What is an inverted yield curve? Why is it panicking markets, and why is there talk of recession?
- Written by Mark Crosby, Professor, Monash University
Since President Trump tweeted about imposing new tariffs on China, global equity markets have gone into a tailspin.
Trump’s more recent announcement that the new tariffs would be delayed has not calmed the markets, with recent days seeing very large falls in most major stock markets.
Another factor particularly spooking the markets in recent days has been the “inversion of the yield curve” in the United States.
The yield curve is a graph showing the relationship between interest rates earned on lending money for different durations.
Normally, someone who lent to the government or a corporation for one year (by buying a one-year government or corporate bond) would expect to get a lower interest rate than someone who lent for five or ten years, making the yield curve upward-sloping.
An inverted curve slopes down
A simple way to get an idea of the slope of the yield curve is to compare a short-duration government interest rate for a two- or three-year government bond with the rate on a ten-year government bond.
In Australia the ten-year government bond rate has just fallen to a record low 0.891%, only slightly above the three-year rate at around 0.7%.

In the US in recent days the ten-year bond rate has fallen to the point at which the ten-year rate is below the two-year rate – so the yield curve is inverted.

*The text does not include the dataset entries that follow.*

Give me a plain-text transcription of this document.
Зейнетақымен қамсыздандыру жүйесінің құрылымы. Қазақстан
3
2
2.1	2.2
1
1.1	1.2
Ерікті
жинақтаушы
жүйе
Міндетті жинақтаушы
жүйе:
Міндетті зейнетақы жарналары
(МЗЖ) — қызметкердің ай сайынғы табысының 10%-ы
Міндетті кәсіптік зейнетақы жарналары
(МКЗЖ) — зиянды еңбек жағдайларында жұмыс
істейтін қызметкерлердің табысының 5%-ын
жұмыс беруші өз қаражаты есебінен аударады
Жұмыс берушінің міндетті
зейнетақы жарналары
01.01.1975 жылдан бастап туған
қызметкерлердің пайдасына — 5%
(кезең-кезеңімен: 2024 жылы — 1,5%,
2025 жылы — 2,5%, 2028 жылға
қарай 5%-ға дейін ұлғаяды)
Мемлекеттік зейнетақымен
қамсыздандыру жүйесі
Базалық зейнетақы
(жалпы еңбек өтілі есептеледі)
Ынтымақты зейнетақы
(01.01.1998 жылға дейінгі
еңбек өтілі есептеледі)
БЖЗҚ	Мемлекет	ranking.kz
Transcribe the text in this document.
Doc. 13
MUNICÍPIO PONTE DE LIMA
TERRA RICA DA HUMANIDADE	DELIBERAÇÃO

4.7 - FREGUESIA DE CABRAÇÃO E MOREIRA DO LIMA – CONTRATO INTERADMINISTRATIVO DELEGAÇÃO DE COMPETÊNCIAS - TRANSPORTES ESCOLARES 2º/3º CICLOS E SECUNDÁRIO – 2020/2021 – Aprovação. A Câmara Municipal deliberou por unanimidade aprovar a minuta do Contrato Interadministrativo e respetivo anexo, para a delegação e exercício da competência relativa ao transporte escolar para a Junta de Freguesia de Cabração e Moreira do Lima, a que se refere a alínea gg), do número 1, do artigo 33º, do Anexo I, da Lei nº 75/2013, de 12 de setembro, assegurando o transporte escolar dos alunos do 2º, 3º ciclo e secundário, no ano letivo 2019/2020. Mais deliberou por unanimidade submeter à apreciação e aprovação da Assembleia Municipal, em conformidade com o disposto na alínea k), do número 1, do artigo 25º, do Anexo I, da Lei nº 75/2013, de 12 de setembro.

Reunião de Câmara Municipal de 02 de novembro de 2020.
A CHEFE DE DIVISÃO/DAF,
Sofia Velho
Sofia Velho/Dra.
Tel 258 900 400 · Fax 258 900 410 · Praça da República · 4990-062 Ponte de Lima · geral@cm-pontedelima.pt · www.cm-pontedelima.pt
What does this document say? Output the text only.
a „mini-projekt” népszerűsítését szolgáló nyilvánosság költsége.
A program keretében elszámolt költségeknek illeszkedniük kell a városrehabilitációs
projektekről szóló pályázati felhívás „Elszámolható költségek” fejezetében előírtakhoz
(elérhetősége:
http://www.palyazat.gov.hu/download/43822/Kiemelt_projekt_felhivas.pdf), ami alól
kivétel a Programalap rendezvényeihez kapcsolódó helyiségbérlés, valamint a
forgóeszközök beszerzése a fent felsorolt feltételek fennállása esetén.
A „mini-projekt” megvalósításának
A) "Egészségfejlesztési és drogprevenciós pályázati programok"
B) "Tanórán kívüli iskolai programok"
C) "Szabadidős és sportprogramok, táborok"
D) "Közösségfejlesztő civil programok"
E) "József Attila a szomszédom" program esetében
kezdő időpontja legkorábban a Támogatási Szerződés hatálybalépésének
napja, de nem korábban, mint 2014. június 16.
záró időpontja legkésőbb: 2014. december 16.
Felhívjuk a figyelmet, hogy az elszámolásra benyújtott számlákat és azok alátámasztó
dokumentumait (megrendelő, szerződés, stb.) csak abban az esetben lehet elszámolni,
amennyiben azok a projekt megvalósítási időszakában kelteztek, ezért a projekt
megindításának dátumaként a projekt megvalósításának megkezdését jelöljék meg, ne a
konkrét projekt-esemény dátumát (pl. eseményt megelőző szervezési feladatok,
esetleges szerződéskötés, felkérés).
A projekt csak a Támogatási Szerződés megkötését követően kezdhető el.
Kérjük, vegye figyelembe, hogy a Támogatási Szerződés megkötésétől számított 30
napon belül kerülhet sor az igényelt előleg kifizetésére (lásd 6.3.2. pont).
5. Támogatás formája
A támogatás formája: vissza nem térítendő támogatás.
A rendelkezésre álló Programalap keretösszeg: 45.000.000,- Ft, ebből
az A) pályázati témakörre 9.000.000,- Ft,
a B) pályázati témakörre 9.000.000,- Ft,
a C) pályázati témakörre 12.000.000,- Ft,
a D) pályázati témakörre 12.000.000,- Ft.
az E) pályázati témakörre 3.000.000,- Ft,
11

What has made the markets so nervous is that there has been a yield curve inversion before each of the past seven recessions.
The graph below plots the difference between the US ten-year government bond rate and the US two-year government bond right back to the 1970s.
When the difference is negative (when the ten-year bond rate slips below the two-year bond rate), the line moves below zero.
It has done it just before each of the US recessions, which are also marked.